February 20, 2018 – Discovering
Don’t be fearful of challenging your customer just because they have an idea or preconceived notion of what they think they need. It’s not always the right solution. Don’t be afraid to ask questions about why they think it is the right solution. It’s your job as a Trusted Advisor to guide their direction.
February 13, 2018 – Closing
Be aware of the right time to move the sales process to the close. While buying signs are a positive element and a good gauge you are headed in the right direction, they do not always mean it is time to close. The right measuring stick is to validate that you have a clear understanding of your customers’ needs and have offered the correct solution which the customer has confirmed. Then it is the right time to close.
February 6, 2018 – Presenting
Discussing consequences of inaction with a customer requires a little finesse. It’s not pushing. It’s not being argumentative. It’s not frightening your customer with a list of negative effects. Instead, getting your customer to acknowledge consequences is about getting him to look at the other side of things and consider the risks of inaction. It’s about being a consultant, someone who can provide valuable insights the customer might not be considering.
January 30, 2018 – Presenting
Utilizing social proof, addressing alternative options, and acknowledging consequences are effective ways to strengthen the solution you have suggested to your customer. Doing so helps instill in him greater confidence in the purchase decision – and in you as a trusted advisor.
January 23, 2018 – Presenting
There is power in simplicity when it comes to presenting. Sales presentations aren’t about discussing every single piece of data, every specification, every feature, and every benefit. It’s not about delivering a twenty-minute monologue accompanied by eighty PowerPoint slides. It’s about sharing a targeted presentation that identifies solutions in a way that is tailored to meet the customer’s needs.
January 16, 2018 – Discovering
Phrasing questions in the right way can help you elicit quality information that helps you uncover your customer’s needs.
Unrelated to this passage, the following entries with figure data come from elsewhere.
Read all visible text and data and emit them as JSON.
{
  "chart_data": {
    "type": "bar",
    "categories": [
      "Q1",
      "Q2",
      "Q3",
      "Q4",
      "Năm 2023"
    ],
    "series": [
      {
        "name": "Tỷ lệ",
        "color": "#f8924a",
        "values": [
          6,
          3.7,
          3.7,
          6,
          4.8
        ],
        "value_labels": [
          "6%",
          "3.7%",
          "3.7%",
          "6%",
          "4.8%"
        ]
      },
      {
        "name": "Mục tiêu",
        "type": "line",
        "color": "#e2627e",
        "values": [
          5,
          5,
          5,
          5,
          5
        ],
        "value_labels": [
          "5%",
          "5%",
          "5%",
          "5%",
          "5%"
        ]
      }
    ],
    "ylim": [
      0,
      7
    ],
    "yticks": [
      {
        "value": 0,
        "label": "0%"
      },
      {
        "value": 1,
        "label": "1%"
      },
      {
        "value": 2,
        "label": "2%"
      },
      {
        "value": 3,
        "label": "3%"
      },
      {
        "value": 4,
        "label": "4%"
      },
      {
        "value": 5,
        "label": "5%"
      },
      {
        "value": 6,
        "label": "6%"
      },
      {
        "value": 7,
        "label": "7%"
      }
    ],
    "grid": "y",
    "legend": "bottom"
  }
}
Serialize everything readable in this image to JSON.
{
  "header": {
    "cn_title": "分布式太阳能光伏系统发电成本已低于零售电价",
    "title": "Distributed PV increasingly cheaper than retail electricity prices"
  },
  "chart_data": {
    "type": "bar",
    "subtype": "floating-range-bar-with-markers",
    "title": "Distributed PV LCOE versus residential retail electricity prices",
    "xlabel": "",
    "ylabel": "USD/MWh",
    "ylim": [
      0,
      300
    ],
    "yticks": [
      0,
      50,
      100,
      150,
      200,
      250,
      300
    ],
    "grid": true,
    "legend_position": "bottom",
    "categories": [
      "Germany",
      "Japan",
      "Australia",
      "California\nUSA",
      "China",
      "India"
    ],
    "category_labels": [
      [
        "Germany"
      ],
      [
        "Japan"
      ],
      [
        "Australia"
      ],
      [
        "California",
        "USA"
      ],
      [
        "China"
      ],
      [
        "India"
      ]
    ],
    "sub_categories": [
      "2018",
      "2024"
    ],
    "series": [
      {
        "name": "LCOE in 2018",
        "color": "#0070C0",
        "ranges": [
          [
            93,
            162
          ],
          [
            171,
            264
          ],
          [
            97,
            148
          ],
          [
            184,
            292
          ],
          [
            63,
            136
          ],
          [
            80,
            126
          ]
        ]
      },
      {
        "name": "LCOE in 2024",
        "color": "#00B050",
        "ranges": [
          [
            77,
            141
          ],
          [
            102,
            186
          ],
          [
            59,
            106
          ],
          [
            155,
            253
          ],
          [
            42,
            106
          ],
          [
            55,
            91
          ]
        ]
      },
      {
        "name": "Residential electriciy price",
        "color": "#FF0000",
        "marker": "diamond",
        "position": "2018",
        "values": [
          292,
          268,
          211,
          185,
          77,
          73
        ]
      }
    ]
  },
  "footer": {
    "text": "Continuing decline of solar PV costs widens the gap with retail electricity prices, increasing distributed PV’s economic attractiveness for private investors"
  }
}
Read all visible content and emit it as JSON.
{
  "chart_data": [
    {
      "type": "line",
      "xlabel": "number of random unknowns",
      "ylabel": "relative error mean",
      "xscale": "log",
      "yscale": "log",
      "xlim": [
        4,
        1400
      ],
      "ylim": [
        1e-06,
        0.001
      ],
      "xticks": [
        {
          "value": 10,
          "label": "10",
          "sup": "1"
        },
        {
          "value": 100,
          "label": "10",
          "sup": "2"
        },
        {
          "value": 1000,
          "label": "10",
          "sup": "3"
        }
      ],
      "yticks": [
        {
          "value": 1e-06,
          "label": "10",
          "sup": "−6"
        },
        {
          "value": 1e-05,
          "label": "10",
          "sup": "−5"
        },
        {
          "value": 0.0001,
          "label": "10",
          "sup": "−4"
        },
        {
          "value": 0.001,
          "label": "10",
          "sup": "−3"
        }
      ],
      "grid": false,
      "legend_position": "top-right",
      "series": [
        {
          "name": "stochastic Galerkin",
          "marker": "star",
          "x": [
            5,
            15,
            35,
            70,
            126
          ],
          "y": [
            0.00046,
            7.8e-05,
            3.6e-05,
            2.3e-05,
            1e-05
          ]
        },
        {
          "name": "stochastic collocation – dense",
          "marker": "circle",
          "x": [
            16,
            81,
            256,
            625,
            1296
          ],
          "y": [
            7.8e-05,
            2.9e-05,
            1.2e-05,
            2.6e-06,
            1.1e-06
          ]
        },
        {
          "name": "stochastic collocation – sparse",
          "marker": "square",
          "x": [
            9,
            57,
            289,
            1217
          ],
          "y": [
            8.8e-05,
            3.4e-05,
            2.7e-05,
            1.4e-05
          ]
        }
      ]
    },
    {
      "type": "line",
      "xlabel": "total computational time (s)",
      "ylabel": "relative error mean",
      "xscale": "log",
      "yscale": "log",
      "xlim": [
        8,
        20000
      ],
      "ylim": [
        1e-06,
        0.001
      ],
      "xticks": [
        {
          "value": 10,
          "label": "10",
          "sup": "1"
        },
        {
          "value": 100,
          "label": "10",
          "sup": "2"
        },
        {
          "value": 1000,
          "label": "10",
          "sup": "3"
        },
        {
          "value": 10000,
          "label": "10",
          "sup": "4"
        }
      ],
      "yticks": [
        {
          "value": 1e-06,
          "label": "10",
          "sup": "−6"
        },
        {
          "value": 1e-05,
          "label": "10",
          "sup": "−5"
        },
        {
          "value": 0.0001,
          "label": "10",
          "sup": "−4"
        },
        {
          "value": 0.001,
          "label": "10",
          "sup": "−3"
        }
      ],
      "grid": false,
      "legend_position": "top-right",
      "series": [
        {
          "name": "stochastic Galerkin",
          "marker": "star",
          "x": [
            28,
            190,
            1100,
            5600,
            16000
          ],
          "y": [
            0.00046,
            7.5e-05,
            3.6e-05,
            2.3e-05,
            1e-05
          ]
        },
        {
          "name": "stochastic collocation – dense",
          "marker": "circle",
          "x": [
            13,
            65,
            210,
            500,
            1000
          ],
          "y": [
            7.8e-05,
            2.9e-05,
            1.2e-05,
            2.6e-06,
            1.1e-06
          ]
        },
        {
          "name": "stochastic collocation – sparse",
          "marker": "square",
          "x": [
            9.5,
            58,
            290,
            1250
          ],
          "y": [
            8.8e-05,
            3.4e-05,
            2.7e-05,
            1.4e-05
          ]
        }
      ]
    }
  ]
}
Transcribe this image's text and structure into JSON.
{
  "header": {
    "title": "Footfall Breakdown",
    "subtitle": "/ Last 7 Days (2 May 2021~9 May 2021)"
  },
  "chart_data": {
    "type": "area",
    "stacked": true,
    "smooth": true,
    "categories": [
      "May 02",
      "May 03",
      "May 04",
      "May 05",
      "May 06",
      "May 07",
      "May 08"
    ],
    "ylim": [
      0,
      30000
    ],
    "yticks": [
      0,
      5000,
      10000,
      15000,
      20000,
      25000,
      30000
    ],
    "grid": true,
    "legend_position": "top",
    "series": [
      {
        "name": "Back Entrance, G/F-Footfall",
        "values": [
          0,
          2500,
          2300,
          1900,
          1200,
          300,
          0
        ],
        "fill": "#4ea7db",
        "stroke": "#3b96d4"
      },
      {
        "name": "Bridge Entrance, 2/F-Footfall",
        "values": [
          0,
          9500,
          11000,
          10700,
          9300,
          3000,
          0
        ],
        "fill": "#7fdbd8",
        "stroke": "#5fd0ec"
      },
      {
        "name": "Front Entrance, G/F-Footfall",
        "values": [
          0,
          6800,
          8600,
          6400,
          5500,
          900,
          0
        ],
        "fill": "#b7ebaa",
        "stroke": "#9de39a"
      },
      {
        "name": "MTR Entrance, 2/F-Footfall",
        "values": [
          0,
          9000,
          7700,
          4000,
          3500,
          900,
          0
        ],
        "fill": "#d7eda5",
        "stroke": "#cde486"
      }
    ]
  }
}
But even more than that, asking the right questions in the right way at the right time can help you uncover not only what the customer thinks he needs but also myriad possibilities the customer might never have even thought of. Questioning can help you dig deeper, allowing your customer to think beyond what must be done or what should be done to what could be done.
January 9, 2018 – Discovering
During no point in the sales process should you push forward if the customer isn’t ready. It’s a common pifall for sales reps to fall into that old always-be-closing mentality, but that almost always backfires. Don’t rush your customer through the sales process. Allow her time to ask questions. Listen to her answers. Ask for feedback. Address alternative options that she is considering. Discuss what the consequences of her go or no-go decision might be.
January 2, 2018 – Presenting
After every sales interaction, do some reflecting to help plan and determine your objectives for the next call so you can accelerate the sales process and close more deals. If you don’t do this, you won’t be able to adjust and make the next call more productive. Failing to reflect just makes it that much more difficult to plan for the next interaction with your customer.
December 26, 2017 – Discovering
One of the easiest ways to move from order taker to trusted advisor is by asking thoughtful questions designed to get your customers to open up and think differently about their particular situation. Top performers focus more on asking questions than on regurgitating information about how great they, their organization, and their products and services are. Because of that, top performing sales professionals more quickly and more effectively build credibility.
December 19, 2017 – Opening
Building rapport with your customer goes beyond making friendly banter. Don’t assume that because your customer is friendly and personable or pleasant that you’ve built rapport. Rapport is built over time, and it takes constant work, as with any relationship.